Darwin knew that for all this to happen the way he suggested, there had to be a mixture of some still-unidentified "units of information" that would allow a developing embryo to inherit the essence of both of its parents. He predicted this had to be so, or his theory would be falsified. Then one of his contemporaries, a Christian monk named Gregor Mendel, discovered genetics, the critical element Darwin needed to vindicate his ideas.
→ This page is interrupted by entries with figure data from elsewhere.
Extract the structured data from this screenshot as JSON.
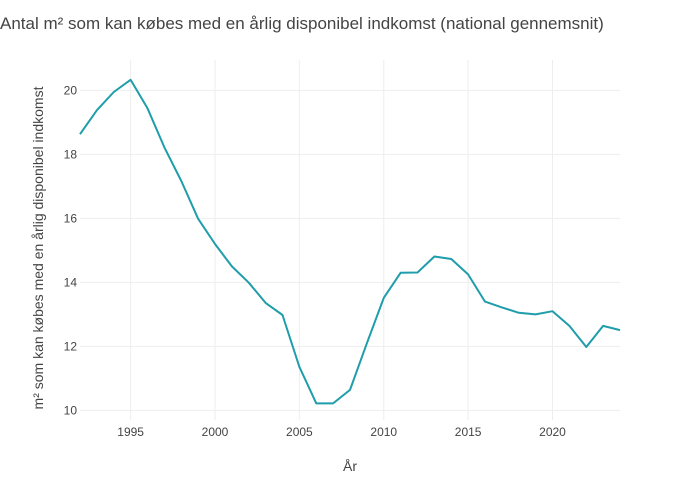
{
  "chart_data": {
    "type": "line",
    "title": "Antal m² som kan købes med en årlig disponibel indkomst (national gennemsnit)",
    "xlabel": "År",
    "ylabel": "m² som kan købes med en årlig disponibel indkomst",
    "xlim": [
      1992,
      2024
    ],
    "ylim": [
      9.7,
      20.95
    ],
    "x_ticks": [
      1995,
      2000,
      2005,
      2010,
      2015,
      2020
    ],
    "y_ticks": [
      10,
      12,
      14,
      16,
      18,
      20
    ],
    "grid": true,
    "line_color": "#1f9dab",
    "series": [
      {
        "x": [
          1992,
          1993,
          1994,
          1995,
          1996,
          1997,
          1998,
          1999,
          2000,
          2001,
          2002,
          2003,
          2004,
          2005,
          2006,
          2007,
          2008,
          2009,
          2010,
          2011,
          2012,
          2013,
          2014,
          2015,
          2016,
          2017,
          2018,
          2019,
          2020,
          2021,
          2022,
          2023,
          2024
        ],
        "values": [
          18.63,
          19.38,
          19.95,
          20.33,
          19.44,
          18.22,
          17.17,
          15.99,
          15.2,
          14.5,
          13.99,
          13.36,
          12.98,
          11.36,
          10.22,
          10.22,
          10.64,
          12.1,
          13.52,
          14.3,
          14.31,
          14.81,
          14.73,
          14.25,
          13.4,
          13.22,
          13.05,
          13.0,
          13.1,
          12.64,
          11.98,
          12.64,
          12.51
        ]
      }
    ]
  }
}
Alfred Russell Wallace and Charles Darwin
Since the discovery of DNA, the field of genetics has exploded, and is now used to prove paternity, confirm the modern heirs of historic estates, and even positively identify criminals -without any witnesses, and without need of any other evidence. Molecular evidence is the most conclusive ever used in a court of law, and these same techniques now confirm our relationship to all other life. The addition of genomic sequencing as a means of confirming relationships once determined only by traditional character analyses has made cladistic taxonomy a twin-nested hierarchy, and one of the most profoundly compelling arguments for biological evolution.
The purpose of this site is two-fold. Its 1st agenda is to explain relatively new and somewhat revolutionary perspectives in taxonomic classification. Its 2nd goal is to explain some of the myriad intermediate teirs of human phylogeny and evolutionary concepts to readers who may be unfamiliar with them or misinformed about them.